- ©MK2 1984
- Directed by: Jacques Doillon
- Written by: Jacques Doillon
- Produced by: Jean François Lepetit
- Starring: Sami Frey; Mara Goyet; Juliet Berto; Juliette Binoche;
- Cinematography: Michel Carré
- Edited by: Nicole Dedieu; Claude Ronzeau;
- Distributed by: 20th Century Fox
- Release date: 13 February 1985;
- Running time: 90 min.
- Country: France
- Language: French

= Family Life (1985 film) =

Family Life (La Vie de Famille) is a 1985 French film by Jacques Doillon.

== Plot ==
On Saturday morning, Emmanuel has a domestic dispute with Natacha, his partner's teenage daughter, before leaving to spend the day with his own daughter, Elise, whom he had with Lili.
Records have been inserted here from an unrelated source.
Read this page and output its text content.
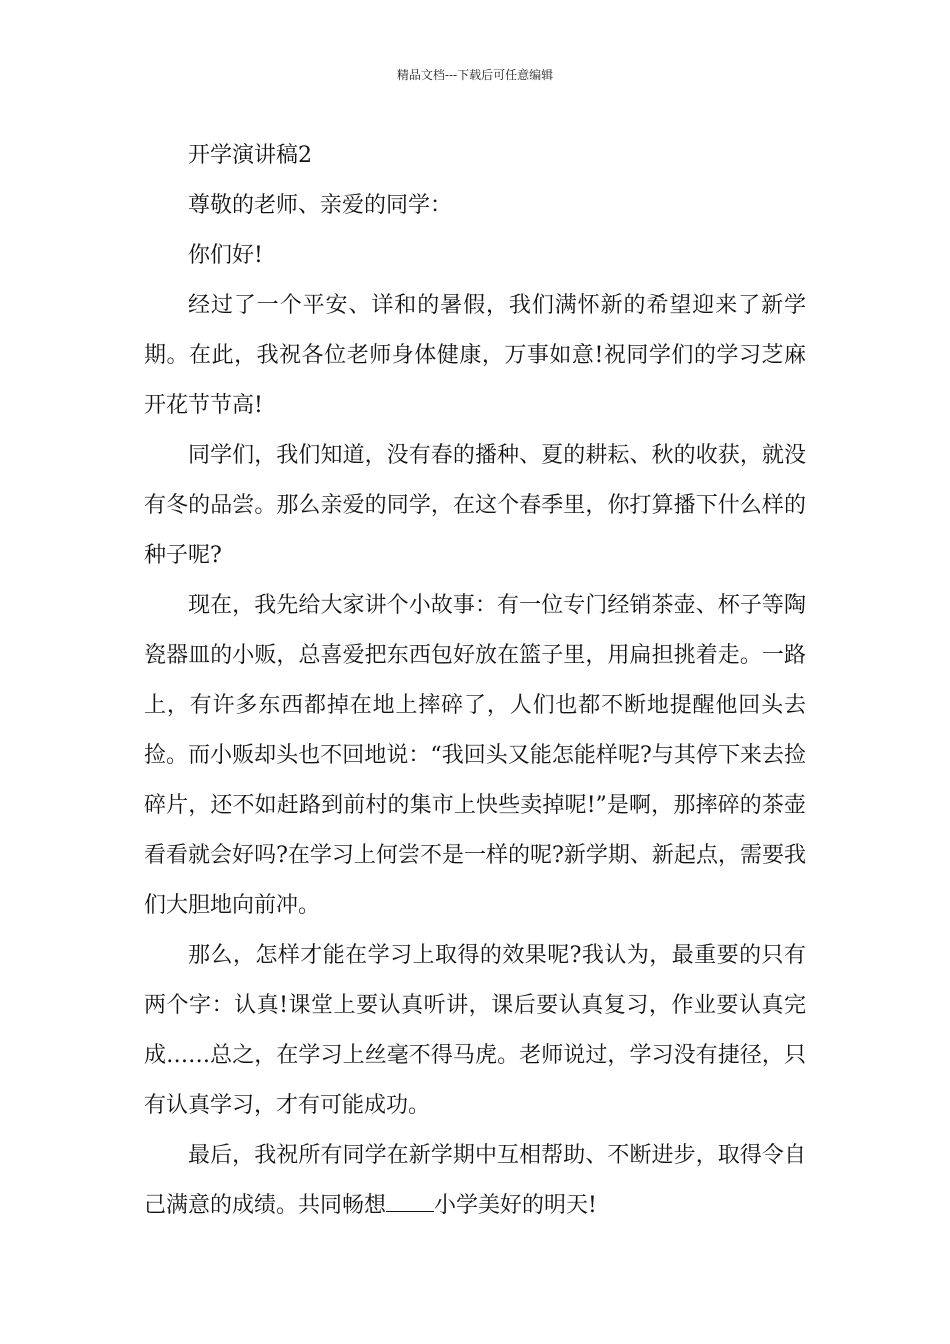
精品文档---下载后可任意编辑

开学演讲稿2

尊敬的老师、亲爱的同学：

你们好!

经过了一个平安、详和的暑假，我们满怀新的希望迎来了新学期。在此，我祝各位老师身体健康，万事如意!祝同学们的学习芝麻开花节节高!

同学们，我们知道，没有春的播种、夏的耕耘、秋的收获，就没有冬的品尝。那么亲爱的同学，在这个春季里，你打算播下什么样的种子呢?

现在，我先给大家讲个小故事：有一位专门经销茶壶、杯子等陶瓷器皿的小贩，总喜爱把东西包好放在篮子里，用扁担挑着走。一路上，有许多东西都掉在地上摔碎了，人们也都不断地提醒他回头去捡。而小贩却头也不回地说：“我回头又能怎能样呢?与其停下来去捡碎片，还不如赶路到前村的集市上快些卖掉呢!”是啊，那摔碎的茶壶看看就会好吗?在学习上何尝不是一样的呢?新学期、新起点，需要我们大胆地向前冲。

那么，怎样才能在学习上取得的效果呢?我认为，最重要的只有两个字：认真!课堂上要认真听讲，课后要认真复习，作业要认真完成……总之，在学习上丝毫不得马虎。老师说过，学习没有捷径，只有认真学习，才有可能成功。

最后，我祝所有同学在新学期中互相帮助、不断进步，取得令自己满意的成绩。共同畅想 小学美好的明天!
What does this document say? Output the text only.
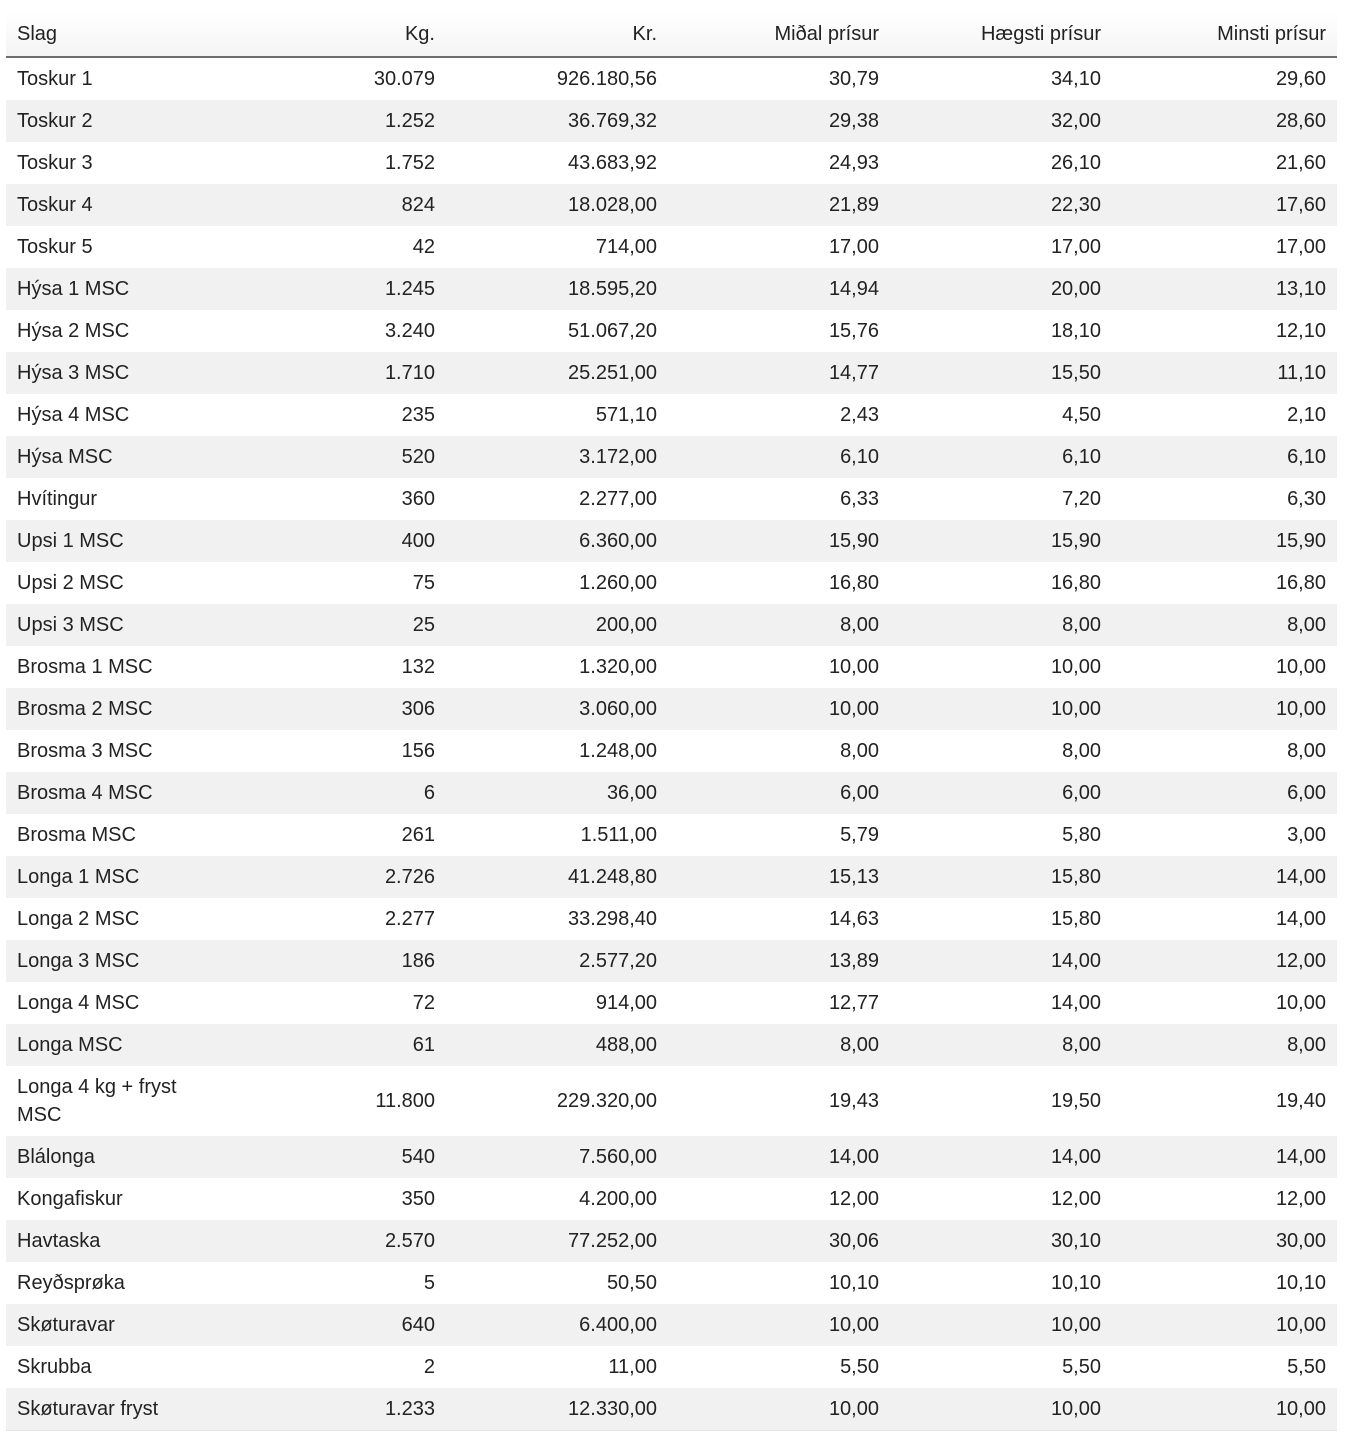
Slag	Kg.	Kr.	Miðal prísur	Hægsti prísur	Minsti prísur
Toskur 1	30.079	926.180,56	30,79	34,10	29,60
Toskur 2	1.252	36.769,32	29,38	32,00	28,60
Toskur 3	1.752	43.683,92	24,93	26,10	21,60
Toskur 4	824	18.028,00	21,89	22,30	17,60
Toskur 5	42	714,00	17,00	17,00	17,00
Hýsa 1 MSC	1.245	18.595,20	14,94	20,00	13,10
Hýsa 2 MSC	3.240	51.067,20	15,76	18,10	12,10
Hýsa 3 MSC	1.710	25.251,00	14,77	15,50	11,10
Hýsa 4 MSC	235	571,10	2,43	4,50	2,10
Hýsa MSC	520	3.172,00	6,10	6,10	6,10
Hvítingur	360	2.277,00	6,33	7,20	6,30
Upsi 1 MSC	400	6.360,00	15,90	15,90	15,90
Upsi 2 MSC	75	1.260,00	16,80	16,80	16,80
Upsi 3 MSC	25	200,00	8,00	8,00	8,00
Brosma 1 MSC	132	1.320,00	10,00	10,00	10,00
Brosma 2 MSC	306	3.060,00	10,00	10,00	10,00
Brosma 3 MSC	156	1.248,00	8,00	8,00	8,00
Brosma 4 MSC	6	36,00	6,00	6,00	6,00
Brosma MSC	261	1.511,00	5,79	5,80	3,00
Longa 1 MSC	2.726	41.248,80	15,13	15,80	14,00
Longa 2 MSC	2.277	33.298,40	14,63	15,80	14,00
Longa 3 MSC	186	2.577,20	13,89	14,00	12,00
Longa 4 MSC	72	914,00	12,77	14,00	10,00
Longa MSC	61	488,00	8,00	8,00	8,00
Longa 4 kg + fryst MSC	11.800	229.320,00	19,43	19,50	19,40
Blálonga	540	7.560,00	14,00	14,00	14,00
Kongafiskur	350	4.200,00	12,00	12,00	12,00
Havtaska	2.570	77.252,00	30,06	30,10	30,00
Reyðsprøka	5	50,50	10,10	10,10	10,10
Skøturavar	640	6.400,00	10,00	10,00	10,00
Skrubba	2	11,00	5,50	5,50	5,50
Skøturavar fryst	1.233	12.330,00	10,00	10,00	10,00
The father and daughter improvise a trip together.

== Cast ==
- Sami Frey as Emmanuel
- Mara Goyet as Elise
- Juliet Berto as Mara
- Juliette Binoche as Natacha
- Aina Walle as Lili, Elise's mother
- Simon de La Brosse as Cédric

==Production==
In 2024, Mara Goyet revealed she felt particularly uncomfortable during filming at the age of 10. For her, the atmosphere that reigned on the set was clearly "incestuous".